If you want lemmatized output, download the lemmatizer from [https://github.com/dlt-rilmta/hunlp-GATE/tree/master/Lang_Hungarian/resources/hfst](https://github.com/dlt-rilmta/hunlp-GATE/tree/master/Lang_Hungarian/resources/hfst).

One way to download only this tool from the repository:
Visit [http://kinolien.github.io/gitzip/](http://kinolien.github.io/gitzip/) and paste the link above.

### Using the compiled lexicon on Windows

Install hfst from: [http://apertium.projectjj.com/win32/nightly/hfst-latest.7z](http://apertium.projectjj.com/win32/nightly/hfst-latest.7z).

Usage is the same as above.

## License

Copyright (C) 2001-2016 Attila Novák

The database files are licensed under the Creative Commons Attribution-NonCommercial-ShareAlike 4.0 (CC BY-NC-SA) license, the compilation scripts under the GNU General Public License (GPL v3)
with the amendments below under Publication.

If you are interested in using or adapting the resource for commercial purposes, please contact the author at: [[email protected]](mailto:[email protected])

## Publication

If you use this database and/or the tools:

1. Please inform the author at [[email protected]](mailto:[email protected]) about your use of the database/tools clearly indicating what you use this database or tool for in your application/experiment/resource.

2. If possible, please publish a scientific paper about each application, experimental system or linguistic resource you create or experiment you perform using this resource quoting the articles below, and inform the author at [[email protected]](mailto:[email protected]) about each article you publish.

Articles to quote are the following: (See the BibTeX file [quotethis.bib](https://github.com/nytud/emMorph/blob/master/quotethis.bib) in the root directory):

* Attila Novák (2014): A New Form of Humor – Mapping Constraint-Based Computational Morphologies to a Finite-State Representation.

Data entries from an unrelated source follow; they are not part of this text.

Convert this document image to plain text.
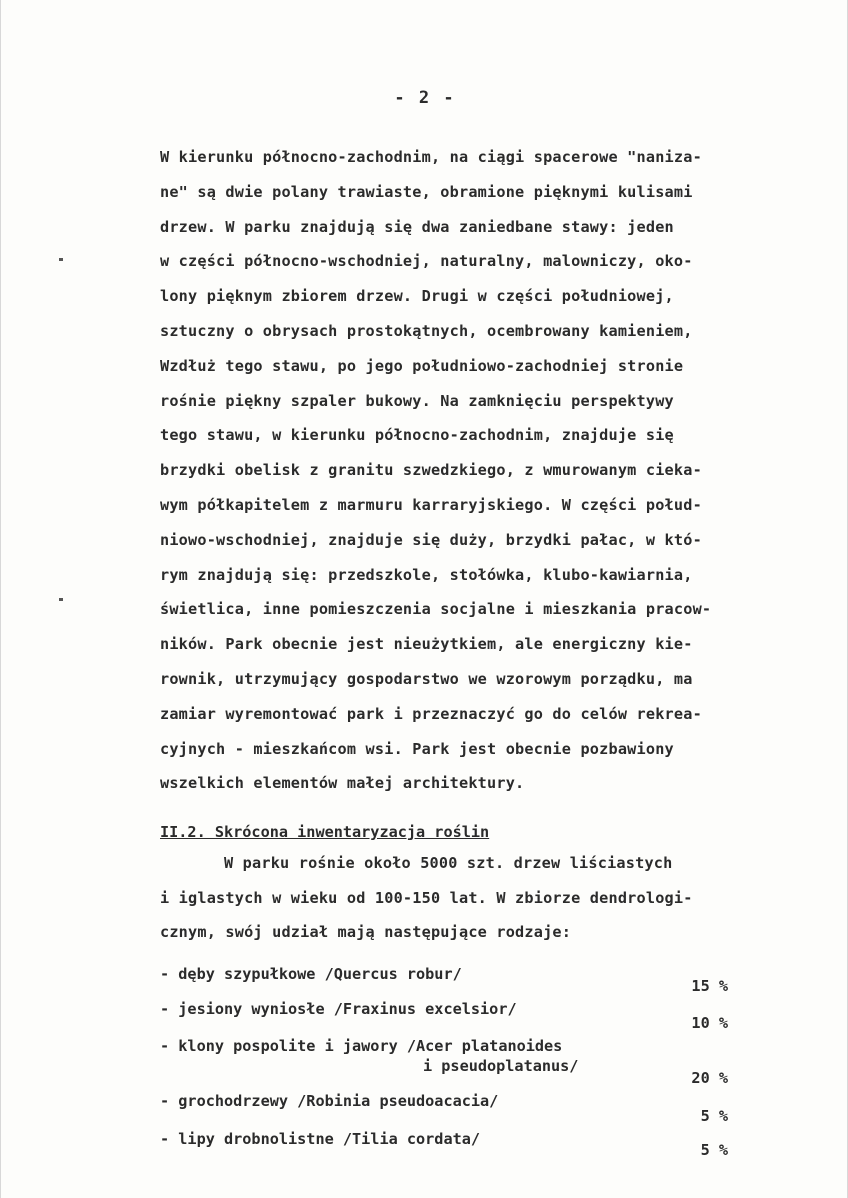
- 2 -
W kierunku północno-zachodnim, na ciągi spacerowe "naniza-
ne" są dwie polany trawiaste, obramione pięknymi kulisami
drzew. W parku znajdują się dwa zaniedbane stawy: jeden
w części północno-wschodniej, naturalny, malowniczy, oko-
lony pięknym zbiorem drzew. Drugi w części południowej,
sztuczny o obrysach prostokątnych, ocembrowany kamieniem,
Wzdłuż tego stawu, po jego południowo-zachodniej stronie
rośnie piękny szpaler bukowy. Na zamknięciu perspektywy
tego stawu, w kierunku północno-zachodnim, znajduje się
brzydki obelisk z granitu szwedzkiego, z wmurowanym cieka-
wym półkapitelem z marmuru karraryjskiego. W części połud-
niowo-wschodniej, znajduje się duży, brzydki pałac, w któ-
rym znajdują się: przedszkole, stołówka, klubo-kawiarnia,
świetlica, inne pomieszczenia socjalne i mieszkania pracow-
ników. Park obecnie jest nieużytkiem, ale energiczny kie-
rownik, utrzymujący gospodarstwo we wzorowym porządku, ma
zamiar wyremontować park i przeznaczyć go do celów rekrea-
cyjnych - mieszkańcom wsi. Park jest obecnie pozbawiony
wszelkich elementów małej architektury.
II.2. Skrócona inwentaryzacja roślin
W parku rośnie około 5000 szt. drzew liściastych
i iglastych w wieku od 100-150 lat. W zbiorze dendrologi-
cznym, swój udział mają następujące rodzaje:
- dęby szypułkowe /Quercus robur/
15 %
- jesiony wyniosłe /Fraxinus excelsior/
10 %
- klony pospolite i jawory /Acer platanoides
i pseudoplatanus/
20 %
- grochodrzewy /Robinia pseudoacacia/
5 %
- lipy drobnolistne /Tilia cordata/
5 %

In: Proceedings of the 9th International Conference on Language Resources and Evaluation (LREC-2014). Reykjavík, pp. 1068–1073 (ISBN 978-2-9517408-8-4)

* Attila Novák; Borbála Siklósi; Csaba Oravecz (2016): A New Integrated Open-source Morphological Analyzer for Hungarian In: Proceedings of the Tenth International Conference on Language Resources and Evaluation (LREC 2016). Portorož, pp. 1315–1322.

* Novák Attila (2003): Milyen a jó Humor? [What is good Humor like?] In: Magyar Számítógépes Nyelvészeti Konferencia (MSZNY 2003). Szegedi Tudományegyetem, pp. 138–145

3. Please do share your adaptations of the morphology (vocabulary extensions etc.) using the same licenses.

## References

This tool is also [integrated](https://github.com/dlt-rilmta/hunlp-GATE) into the [e-magyar](http://www.e-magyar.hu) language processing system and its successor, [emtsv](https://github.com/nytud/emtsv).
If you use the e-magyar/emtsv/hunlp-GATE system, please also refer to Novák et al. (2016).